I'll Be the Devil

Leo Butler
Royal Shakespeare Company
Tricycle Theatre
(2008)

Two production photos

Despite some excellent acting and designer Lizzie Clachan's deliberately underlit visual feast, which is reminiscent of a series of great artistic tableaux, it is hard to commend this brutal exploration of inhumanity.

When the RSC commissioned Leo Butler to write a play and they agreed upon a drama about British soldiers in Ireland long ago, the likelihood is that they had in mind something like Brian Friel's Translations. That play featured the idea of an occupied country where there is at least a semblance of civilised intercourse between soldiers and locals. What they actually got is a harsh condemnation of Imperial egocentricity.

Compared to the Limerick of 1762 portrayed in I'll be the Devil, Abu Ghraib is a sun kissed holiday camp. In Leo Butler's portrayal, the redcoats are not of the Butlin's variety but fully fledged torturers making life hell for the locals in the name of the English king. Worse, these supposedly civilised and educated warriors get their kicks from the kind of degradation that seems the result of animal rather than human instincts.

The central figures are an unconventional family. The father, Lieutenant Coyle, is a redheaded redcoat played by Eoin McCarthy who struggles to balance marriage to a rich but unattractive Lady with the earthy delights of his dead brother's widow (Dearbhle Crotty as Maryanne) and their two illegitimate children.

Despite his denials in the mess, Coyle has lived with and supported this second family throughout the two decades of British occupation. Very little is clear in this country, as all of the British are Irish and were born Catholic to boot, though they no longer admit it. Inevitably, converts are the worst hypocrites and spend all their time attacking those who have not yet seen the light and literally pissing on the missal. What they do with a crucifix is even worse.

There are scenes where the simpleton's son Dermot, a brave performance from Tom Burke, is treated worse than an unloved puppy after Christmas and then his father is brutally beaten by his so-called comrades.

Finally, although it is not entirely certain, his daughter, also none too strong on the mental front, is raped by the Colonel under her mother's eyes and killed, thus symbolising the fate of her benighted and stormy country over the ensuing centuries.

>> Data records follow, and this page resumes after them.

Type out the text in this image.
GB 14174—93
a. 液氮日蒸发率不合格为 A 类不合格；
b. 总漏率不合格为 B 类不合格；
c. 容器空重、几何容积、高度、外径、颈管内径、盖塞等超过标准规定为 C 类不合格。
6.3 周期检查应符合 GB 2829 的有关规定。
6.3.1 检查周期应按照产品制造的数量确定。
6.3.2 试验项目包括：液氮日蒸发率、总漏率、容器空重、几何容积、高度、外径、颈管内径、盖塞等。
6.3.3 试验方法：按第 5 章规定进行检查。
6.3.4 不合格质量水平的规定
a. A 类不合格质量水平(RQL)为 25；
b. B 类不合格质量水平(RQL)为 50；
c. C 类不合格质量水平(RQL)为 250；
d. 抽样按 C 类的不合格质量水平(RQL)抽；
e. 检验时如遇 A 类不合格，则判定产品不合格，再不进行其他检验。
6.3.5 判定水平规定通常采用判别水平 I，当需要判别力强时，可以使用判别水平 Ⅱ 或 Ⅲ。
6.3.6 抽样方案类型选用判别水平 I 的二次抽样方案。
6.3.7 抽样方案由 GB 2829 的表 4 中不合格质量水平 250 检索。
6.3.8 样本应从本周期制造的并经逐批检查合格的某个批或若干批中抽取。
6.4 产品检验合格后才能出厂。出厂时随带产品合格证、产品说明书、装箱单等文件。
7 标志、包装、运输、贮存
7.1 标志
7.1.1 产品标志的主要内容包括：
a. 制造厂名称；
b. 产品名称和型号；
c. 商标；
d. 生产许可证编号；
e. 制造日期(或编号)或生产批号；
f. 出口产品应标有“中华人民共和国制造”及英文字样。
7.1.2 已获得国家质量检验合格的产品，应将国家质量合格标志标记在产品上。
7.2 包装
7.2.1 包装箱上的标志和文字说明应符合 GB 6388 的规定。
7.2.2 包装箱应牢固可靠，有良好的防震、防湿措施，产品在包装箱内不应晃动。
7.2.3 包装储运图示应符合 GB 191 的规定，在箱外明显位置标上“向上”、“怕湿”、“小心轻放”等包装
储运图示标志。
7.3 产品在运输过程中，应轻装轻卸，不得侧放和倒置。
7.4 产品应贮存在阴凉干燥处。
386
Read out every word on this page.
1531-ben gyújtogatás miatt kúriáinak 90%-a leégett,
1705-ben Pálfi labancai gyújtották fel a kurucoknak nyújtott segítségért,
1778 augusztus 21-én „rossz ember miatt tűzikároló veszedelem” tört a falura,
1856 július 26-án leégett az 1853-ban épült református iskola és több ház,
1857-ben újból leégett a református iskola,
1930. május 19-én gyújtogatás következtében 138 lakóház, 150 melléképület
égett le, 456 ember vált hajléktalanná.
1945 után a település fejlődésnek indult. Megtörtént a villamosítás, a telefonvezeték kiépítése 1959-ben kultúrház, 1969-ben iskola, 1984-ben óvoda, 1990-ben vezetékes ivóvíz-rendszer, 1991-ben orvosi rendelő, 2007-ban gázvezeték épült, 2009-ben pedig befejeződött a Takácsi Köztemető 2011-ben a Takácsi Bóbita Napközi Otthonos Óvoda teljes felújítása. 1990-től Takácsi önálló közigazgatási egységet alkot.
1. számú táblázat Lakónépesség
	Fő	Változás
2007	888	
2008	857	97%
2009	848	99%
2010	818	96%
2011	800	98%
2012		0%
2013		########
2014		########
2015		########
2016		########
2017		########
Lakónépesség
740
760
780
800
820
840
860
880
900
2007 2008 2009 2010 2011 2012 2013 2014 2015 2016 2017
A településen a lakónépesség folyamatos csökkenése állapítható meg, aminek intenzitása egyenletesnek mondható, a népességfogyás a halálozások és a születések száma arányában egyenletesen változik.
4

In opening and closing scenes, Dermot, tended by his young sister Ellen (Samantha Young), is viewed on a scaffold or being crucified. Either way, the symbolic madman who has already plucked out his own eyes is dying for a religion that he is too simple even to understand.

If this play has any purpose, it is in reminding the true blue British that when they condemn the behaviour of foreigners around war zones, their own history is hardly squeaky clean. This is a worthwhile message, but it is hardly the first time that it has been heard on a British stage and too much of the violence on this occasion appears gratuitous.